Identification of the Genetic Mechanism Responsible for Racially-Dimorphic Expression of the Thrombin-Receptor Regulator, Pctp

Genome wide association studies have identified numerous single nucleotide polymorphisms (SNPs) associated with various healthy and pathological phenotypes.  The majority of these SNPs do not fall into protein-coding regions of the genome, leading to the hypothesis that variants in genomic regulatory regions are critical regulators of physiology.  Efforts by the ENCODE project and others to annotate the genome have enabled researchers to better identify and test SNPs for their functional effect on gene expression.  We now report the identification of a SNP responsible for the racially differential expression of phosphatidylcholine transfer p (PCTP), a protein we have previously identified as a regulator of the human platelet thrombin receptor, protease activated receptor 4 (PAR4).  In the Platelet RNA and eXpression 1 (PRAX1) study, we learned that platelets from black subjects were more active in response to signaling through the PAR4 receptor and contained approximately four times more PCTP mRNA and 50% more PC-TP protein as compared to platelets from white subjects.  PCTP levels are significantly associated platelet PAR4 reactivity even after accounting for a racially dimorphic PAR4 polymorphism (Ala120Thr) that alters the receptor’s function. 

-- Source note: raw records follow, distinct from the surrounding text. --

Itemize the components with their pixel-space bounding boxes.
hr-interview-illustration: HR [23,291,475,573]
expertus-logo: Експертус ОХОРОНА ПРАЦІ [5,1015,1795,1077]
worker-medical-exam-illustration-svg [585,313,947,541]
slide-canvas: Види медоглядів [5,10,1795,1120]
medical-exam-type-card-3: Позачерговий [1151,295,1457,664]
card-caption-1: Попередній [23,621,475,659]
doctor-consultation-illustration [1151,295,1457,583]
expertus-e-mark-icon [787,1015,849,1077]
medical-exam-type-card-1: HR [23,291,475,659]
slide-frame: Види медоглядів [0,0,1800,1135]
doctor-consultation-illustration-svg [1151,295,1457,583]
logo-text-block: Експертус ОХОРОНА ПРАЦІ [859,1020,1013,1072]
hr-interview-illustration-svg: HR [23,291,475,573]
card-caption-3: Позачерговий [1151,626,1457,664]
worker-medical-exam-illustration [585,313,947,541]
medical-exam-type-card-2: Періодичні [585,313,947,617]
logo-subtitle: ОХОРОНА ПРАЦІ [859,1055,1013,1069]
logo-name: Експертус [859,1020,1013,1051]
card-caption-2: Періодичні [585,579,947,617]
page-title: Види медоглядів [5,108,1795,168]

We obtained from the 154 PRAX1 subjects genome wide platelet mRNA expression profiles and 4.3 million genotypes.  Using this expression and genotype data, we were able to perform an expression Quantitative Trait Locus (eQTL) analysis to identify single nucleotide polymorphisms associated with the expression level of genes located within 50kb of the variant.  This analysis revealed 16 highly linked SNPs associated with PCTP levels at genome-wide significance (P < 10^-6).

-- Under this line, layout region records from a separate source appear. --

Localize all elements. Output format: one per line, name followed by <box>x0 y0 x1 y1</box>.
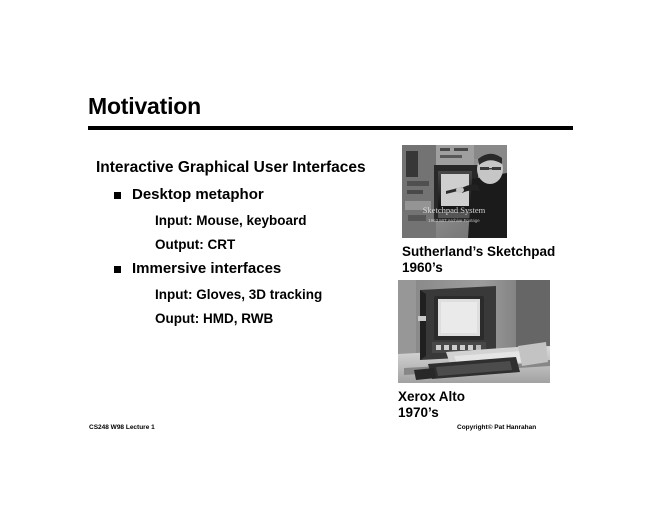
caption-line-1: Sutherland’s Sketchpad <box>402 244 555 260</box>
caption-line-2: 1970’s <box>398 405 465 421</box>
square-bullet-icon <box>114 192 121 199</box>
sutherland-sketchpad-photo: Sketchpad System 1963 MIT Archive Footag… <box>402 145 507 238</box>
sub-item-input-gloves: Input: Gloves, 3D tracking <box>96 287 396 302</box>
bullet-label: Immersive interfaces <box>132 260 281 277</box>
sketchpad-photo-graphic: Sketchpad System 1963 MIT Archive Footag… <box>402 145 507 238</box>
bullet-label: Desktop metaphor <box>132 186 264 203</box>
caption-line-1: Xerox Alto <box>398 389 465 405</box>
slide-body: Interactive Graphical User Interfaces De… <box>96 160 396 335</box>
slide-canvas: Motivation Interactive Graphical User In… <box>0 0 660 510</box>
xerox-alto-caption: Xerox Alto 1970’s <box>398 389 465 420</box>
sutherland-sketchpad-caption: Sutherland’s Sketchpad 1960’s <box>402 244 555 275</box>
footer-course-label: CS248 W98 Lecture 1 <box>89 424 155 431</box>
bullet-immersive-interfaces: Immersive interfaces <box>96 261 396 277</box>
page-title: Motivation <box>88 92 201 120</box>
body-heading: Interactive Graphical User Interfaces <box>96 160 396 176</box>
alto-photo-graphic <box>398 280 550 383</box>
sub-item-output-crt: Output: CRT <box>96 237 396 252</box>
bullet-desktop-metaphor: Desktop metaphor <box>96 187 396 203</box>
xerox-alto-photo <box>398 280 550 383</box>
sub-item-output-hmd: Ouput: HMD, RWB <box>96 311 396 326</box>
sub-item-input-mouse: Input: Mouse, keyboard <box>96 213 396 228</box>
footer-copyright: Copyright© Pat Hanrahan <box>457 424 536 431</box>
caption-line-2: 1960’s <box>402 260 555 276</box>
title-divider <box>88 126 573 130</box>
square-bullet-icon <box>114 266 121 273</box>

eQTL SNPs can influence gene expression through a variety of mechanisms: (1) Altering the core promoter; (2) Altering the binding site of transcriptional regulators such as a transcription factors (TFs); (3) Altering RNA stability signals such as miRNA binding sites.  Because none of the PCTP eQTL SNPs fall within the annotated core promoter, we reasoned the causative SNPs would fall within predicted transcription factor binding sites or miRNA target sites.  To prioritize the 16 candidate SNPs for functional testing, we annotated each one according to the following criteria: (1) The SNP fell within a predicted binding site for a platelet-expressed TF or miRNA; (2) ChIP-Seq data from megakaryocytes, CD34⁺ hematopoietic stem cells or K562 erythroleukemia cells indicated TF binding in the region of the SNP; (3) The SNP falls in a regulatory region as indicated by epigenetic marks or DNAse hypersensitivity; (4) The allele frequency of the SNP is racially dimorphic, corresponding with PCTP expression.

Using these criteria, we investigated rs2912553, a racially dimorphic SNP located in the first intron of PCTP.   rs2912553 falls within a DNAse hypersensitive genomic locus that contains Lys4 monomethylated histone H3, a marker of enhancers.  Cloning different sized fragments of this region 5’ to a luciferase expression cassette replicated the observed PCTP expression pattern, with the vectors containing the allele most common in black subjects generating 2-8 fold higher luciferase expression than vectors containing the common allele in whites.  In agreement with these results electromobility shift assays indicate that protein complexes have a threefold higher affinity for the common allele in blacks as compared to the common allele in whites (P=0.02), and that these complexes can be interrupted with an anti-GATA1 antibody.  Concordantly, siRNA knockdown of GATA1 expression reduced luciferase activity in both alleles.  Together, these data indicate that the racially dimorphic SNP, rs2912553, causes differential recruitment of a GATA-1 containing transcriptional complex that is responsible for higher PCTP expression in blacks.  This suggests the hypothesis that these genetic variances contribute to the dissimilar thrombotic risk between blacks and whites.  Future studies should address the utility of rs2912553 as a biomarker for diseases or drug effects that differ by race.